Report for Google Summer of Code '22 Project @ Software Heritage
Project Details | |
---|---|
Initial Proposal | Mine Information from Archived Content |
Repository | swh-indexer |
Mentors | Stefano Zacchirolli, Valentin Lorentz, and Kumar Shivendu |
Contributions | swh-indexer |
Duration | 3 months (13-06-2022 to 12-09-2022) |
Software Heritage is a far-reaching Open Source-Research project that is working to collect and preserve software source code. As a part of this, Software Heritage’s indexer extracts metadata from source code repositories. Metadata ranges from simple information (eg. project name or hosting place) to more substantial information like the entity behind the project, its license, etc.

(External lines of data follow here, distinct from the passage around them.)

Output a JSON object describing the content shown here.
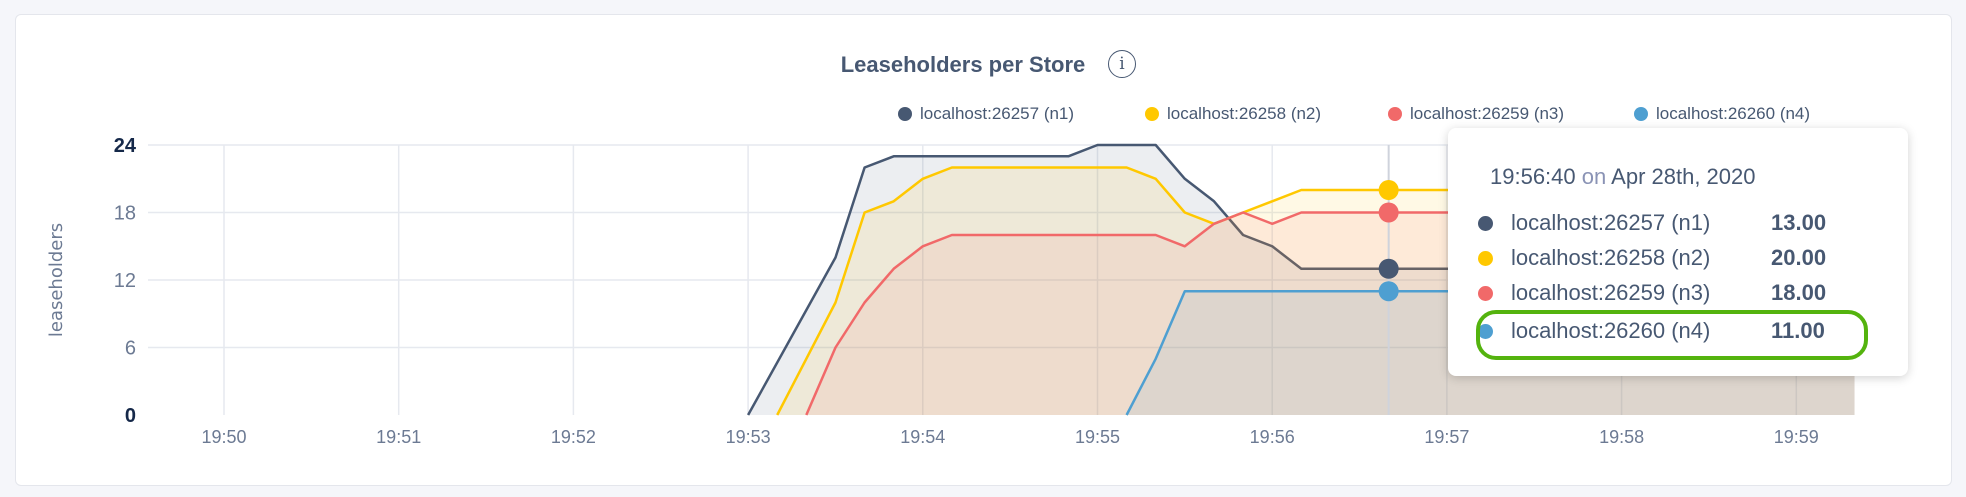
{
  "chart_data": {
    "type": "area",
    "title": "Leaseholders per Store",
    "ylabel": "leaseholders",
    "xlabel": "",
    "ylim": [
      0,
      24
    ],
    "yticks": [
      "0",
      "6",
      "12",
      "18",
      "24"
    ],
    "xticks": [
      "19:50",
      "19:51",
      "19:52",
      "19:53",
      "19:54",
      "19:55",
      "19:56",
      "19:57",
      "19:58",
      "19:59"
    ],
    "xrange": [
      "19:49:30",
      "19:59:20"
    ],
    "grid": true,
    "legend_position": "top-right",
    "series": [
      {
        "name": "localhost:26257 (n1)",
        "color": "#475872",
        "x": [
          "19:53:00",
          "19:53:30",
          "19:53:40",
          "19:53:50",
          "19:54:50",
          "19:55:00",
          "19:55:20",
          "19:55:30",
          "19:55:40",
          "19:55:50",
          "19:56:00",
          "19:56:10",
          "19:59:20"
        ],
        "y": [
          0,
          14,
          22,
          23,
          23,
          24,
          24,
          21,
          19,
          16,
          15,
          13,
          13
        ]
      },
      {
        "name": "localhost:26258 (n2)",
        "color": "#ffc800",
        "x": [
          "19:53:10",
          "19:53:30",
          "19:53:40",
          "19:53:50",
          "19:54:00",
          "19:54:10",
          "19:55:10",
          "19:55:20",
          "19:55:30",
          "19:55:40",
          "19:55:50",
          "19:56:00",
          "19:56:10",
          "19:59:20"
        ],
        "y": [
          0,
          10,
          18,
          19,
          21,
          22,
          22,
          21,
          18,
          17,
          18,
          19,
          20,
          20
        ]
      },
      {
        "name": "localhost:26259 (n3)",
        "color": "#f16969",
        "x": [
          "19:53:20",
          "19:53:30",
          "19:53:40",
          "19:53:50",
          "19:54:00",
          "19:54:10",
          "19:55:20",
          "19:55:30",
          "19:55:40",
          "19:55:50",
          "19:56:00",
          "19:56:10",
          "19:59:20"
        ],
        "y": [
          0,
          6,
          10,
          13,
          15,
          16,
          16,
          15,
          17,
          18,
          17,
          18,
          18
        ]
      },
      {
        "name": "localhost:26260 (n4)",
        "color": "#4e9fd1",
        "x": [
          "19:55:10",
          "19:55:20",
          "19:55:30",
          "19:59:20"
        ],
        "y": [
          0,
          5,
          11,
          11
        ]
      }
    ]
  },
  "info_icon": "info-icon",
  "info_label": "i",
  "tooltip": {
    "time": "19:56:40",
    "on": "on",
    "date": "Apr 28th, 2020",
    "hover_x": "19:56:40",
    "highlight_color": "#54b30e",
    "rows": [
      {
        "label": "localhost:26257 (n1)",
        "value": "13.00",
        "color": "#475872"
      },
      {
        "label": "localhost:26258 (n2)",
        "value": "20.00",
        "color": "#ffc800"
      },
      {
        "label": "localhost:26259 (n3)",
        "value": "18.00",
        "color": "#f16969"
      },
      {
        "label": "localhost:26260 (n4)",
        "value": "11.00",
        "color": "#4e9fd1"
      }
    ]
  }
}
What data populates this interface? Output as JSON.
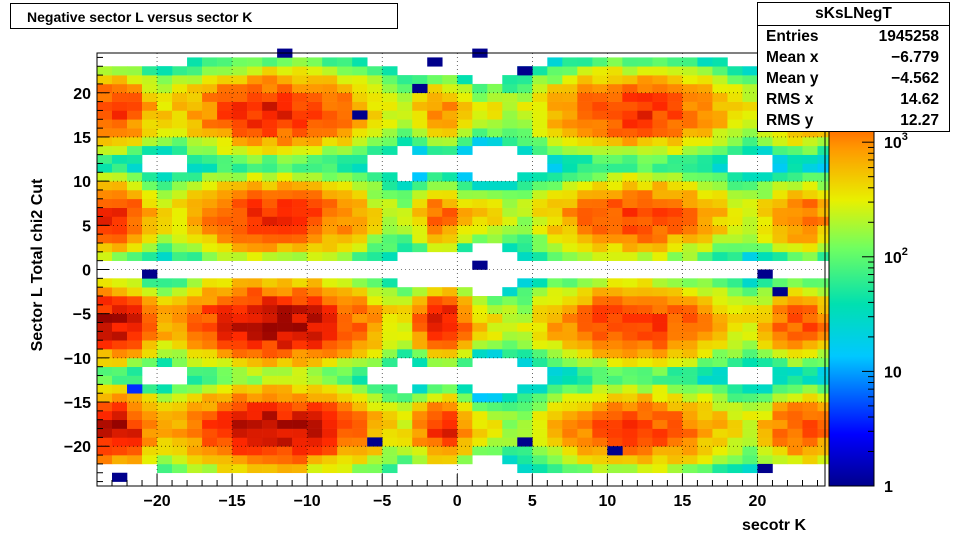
{
  "chart_title": "Negative sector L versus sector K",
  "stats": {
    "name": "sKsLNegT",
    "rows": [
      {
        "label": "Entries",
        "value": "1945258"
      },
      {
        "label": "Mean x",
        "value": "−6.779"
      },
      {
        "label": "Mean y",
        "value": "−4.562"
      },
      {
        "label": "RMS x",
        "value": "14.62"
      },
      {
        "label": "RMS y",
        "value": "12.27"
      }
    ]
  },
  "chart_data": {
    "type": "heatmap",
    "xlabel": "secotr K",
    "ylabel": "Sector L  Total chi2 Cut",
    "xlim": [
      -24,
      24.5
    ],
    "ylim": [
      -24.5,
      24.5
    ],
    "bin_width": 1,
    "x_ticks": [
      -20,
      -15,
      -10,
      -5,
      0,
      5,
      10,
      15,
      20
    ],
    "y_ticks": [
      -20,
      -15,
      -10,
      -5,
      0,
      5,
      10,
      15,
      20
    ],
    "tick_labels_x": [
      "−20",
      "−15",
      "−10",
      "−5",
      "0",
      "5",
      "10",
      "15",
      "20"
    ],
    "tick_labels_y": [
      "−20",
      "−15",
      "−10",
      "−5",
      "0",
      "5",
      "10",
      "15",
      "20"
    ],
    "grid": true,
    "color_scale": "log",
    "z_range": [
      1,
      6000
    ],
    "colorbar_ticks": [
      {
        "value": 1,
        "label": "1"
      },
      {
        "value": 10,
        "label": "10"
      },
      {
        "value": 100,
        "label": "10",
        "exp": "2"
      },
      {
        "value": 1000,
        "label": "10",
        "exp": "3"
      }
    ],
    "blobs": [
      {
        "cx": -12,
        "cy": 18,
        "sx": 3.5,
        "sy": 2.2,
        "peak": 3000,
        "ylo": 12,
        "yhi": 24
      },
      {
        "cx": -12,
        "cy": 6,
        "sx": 3.5,
        "sy": 2.2,
        "peak": 2500,
        "ylo": 1,
        "yhi": 12
      },
      {
        "cx": -12,
        "cy": -6,
        "sx": 3.5,
        "sy": 2.2,
        "peak": 5000,
        "ylo": -12,
        "yhi": -1
      },
      {
        "cx": -12,
        "cy": -18,
        "sx": 3.5,
        "sy": 2.2,
        "peak": 4500,
        "ylo": -23,
        "yhi": -12
      },
      {
        "cx": 12,
        "cy": 18,
        "sx": 3.5,
        "sy": 2.2,
        "peak": 2500,
        "ylo": 12,
        "yhi": 24
      },
      {
        "cx": 12,
        "cy": 6,
        "sx": 3.5,
        "sy": 2.2,
        "peak": 2000,
        "ylo": 1,
        "yhi": 12
      },
      {
        "cx": 12,
        "cy": -6,
        "sx": 3.5,
        "sy": 2.2,
        "peak": 2500,
        "ylo": -12,
        "yhi": -1
      },
      {
        "cx": 12,
        "cy": -18,
        "sx": 3.5,
        "sy": 2.2,
        "peak": 2000,
        "ylo": -23,
        "yhi": -12
      },
      {
        "cx": -23,
        "cy": 18,
        "sx": 1.5,
        "sy": 2.0,
        "peak": 2500,
        "ylo": 12,
        "yhi": 23
      },
      {
        "cx": -23,
        "cy": 6,
        "sx": 1.5,
        "sy": 2.0,
        "peak": 2500,
        "ylo": 1,
        "yhi": 12
      },
      {
        "cx": -23,
        "cy": -6,
        "sx": 1.5,
        "sy": 2.0,
        "peak": 4500,
        "ylo": -12,
        "yhi": -1
      },
      {
        "cx": -23,
        "cy": -18,
        "sx": 1.5,
        "sy": 2.0,
        "peak": 4500,
        "ylo": -22,
        "yhi": -12
      },
      {
        "cx": -1,
        "cy": 18,
        "sx": 1.0,
        "sy": 1.8,
        "peak": 1200,
        "ylo": 13,
        "yhi": 22
      },
      {
        "cx": -1,
        "cy": 6,
        "sx": 1.0,
        "sy": 1.8,
        "peak": 1500,
        "ylo": 2,
        "yhi": 11
      },
      {
        "cx": -1,
        "cy": -6,
        "sx": 1.0,
        "sy": 1.8,
        "peak": 4000,
        "ylo": -11,
        "yhi": -2
      },
      {
        "cx": -1,
        "cy": -18,
        "sx": 1.0,
        "sy": 1.8,
        "peak": 3000,
        "ylo": -22,
        "yhi": -13
      },
      {
        "cx": 2,
        "cy": 18,
        "sx": 1.0,
        "sy": 1.5,
        "peak": 300,
        "ylo": 13,
        "yhi": 21
      },
      {
        "cx": 2,
        "cy": 6,
        "sx": 1.0,
        "sy": 1.5,
        "peak": 500,
        "ylo": 3,
        "yhi": 10
      },
      {
        "cx": 2,
        "cy": -6,
        "sx": 1.0,
        "sy": 1.5,
        "peak": 400,
        "ylo": -10,
        "yhi": -3
      },
      {
        "cx": 2,
        "cy": -18,
        "sx": 1.0,
        "sy": 1.5,
        "peak": 300,
        "ylo": -21,
        "yhi": -14
      },
      {
        "cx": 23,
        "cy": 18,
        "sx": 1.5,
        "sy": 2.0,
        "peak": 1500,
        "ylo": 12,
        "yhi": 23
      },
      {
        "cx": 23,
        "cy": 6,
        "sx": 1.5,
        "sy": 2.0,
        "peak": 1500,
        "ylo": 1,
        "yhi": 12
      },
      {
        "cx": 23,
        "cy": -6,
        "sx": 1.5,
        "sy": 2.0,
        "peak": 2000,
        "ylo": -12,
        "yhi": -1
      },
      {
        "cx": 23,
        "cy": -18,
        "sx": 1.5,
        "sy": 2.0,
        "peak": 2000,
        "ylo": -22,
        "yhi": -12
      }
    ],
    "sparse_points": [
      [
        -20,
        22,
        40
      ],
      [
        -12,
        24,
        1
      ],
      [
        -7,
        17,
        1
      ],
      [
        -3,
        20,
        1
      ],
      [
        1,
        24,
        1
      ],
      [
        4,
        22,
        1
      ],
      [
        20,
        23,
        1
      ],
      [
        -22,
        -14,
        4
      ],
      [
        -2,
        23,
        1
      ],
      [
        1,
        0,
        1
      ],
      [
        -21,
        -1,
        1
      ],
      [
        20,
        -1,
        1
      ],
      [
        21,
        -3,
        1
      ],
      [
        -6,
        -20,
        1
      ],
      [
        4,
        -20,
        1
      ],
      [
        -23,
        -24,
        1
      ],
      [
        20,
        -23,
        1
      ],
      [
        10,
        -21,
        1
      ]
    ]
  }
}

Metadata is the information it collects and extracts that provides additional information on source code.
The search feature of Software Heritage's universal archive of software source code offers searching via URL or through package metadata. As part of GSoC'22, I worked on adding mappings to Packagist (composer.json), NuGet (.nuspec), and dart (pubspec.yaml) packages. Additionally, I am currently working on a mapping for Cocoapods (.podspec) packages. Please find all my contributions here. Here is a summary:
Title | Diff. | Related Task | No. of Packages |
---|---|---|---|
Indexer for Packagist (composer.json) | D8047 | T4357 | 386k |
Metadata Indexer for Pub (pubspec.yaml) | D8079 | T4376 | 34.6k |
Add NuGet Mapping (*.nuspec) | D8144 | T4392 | 397k |
In total, these span more than 800k packages.
Continuing from here, I am very excited to continue contributing to Software Heritage and Open Source. Software Heritage is on an important mission that I'm privileged to be a part of and deeply excited to continue contributing to. Here are some future aspects to this project:
- Writing a metadata indexer for Cocoapods packages (*.podspec) (Related Task: T4437)
- Extend the coverage of supported metadata to all Libraries.io-indexed package managers
- Possibly use Bibliothecary to extract package metadata
Parallel to my coding journey, I have written up 2 blogs to summarize my learning curve and the state of my project at the time. My mentors were kind to review them before they were published.
Overall, it was a wonderful experience working with knowledgeable mentors and learning from them. Looking forward to continue learning with them.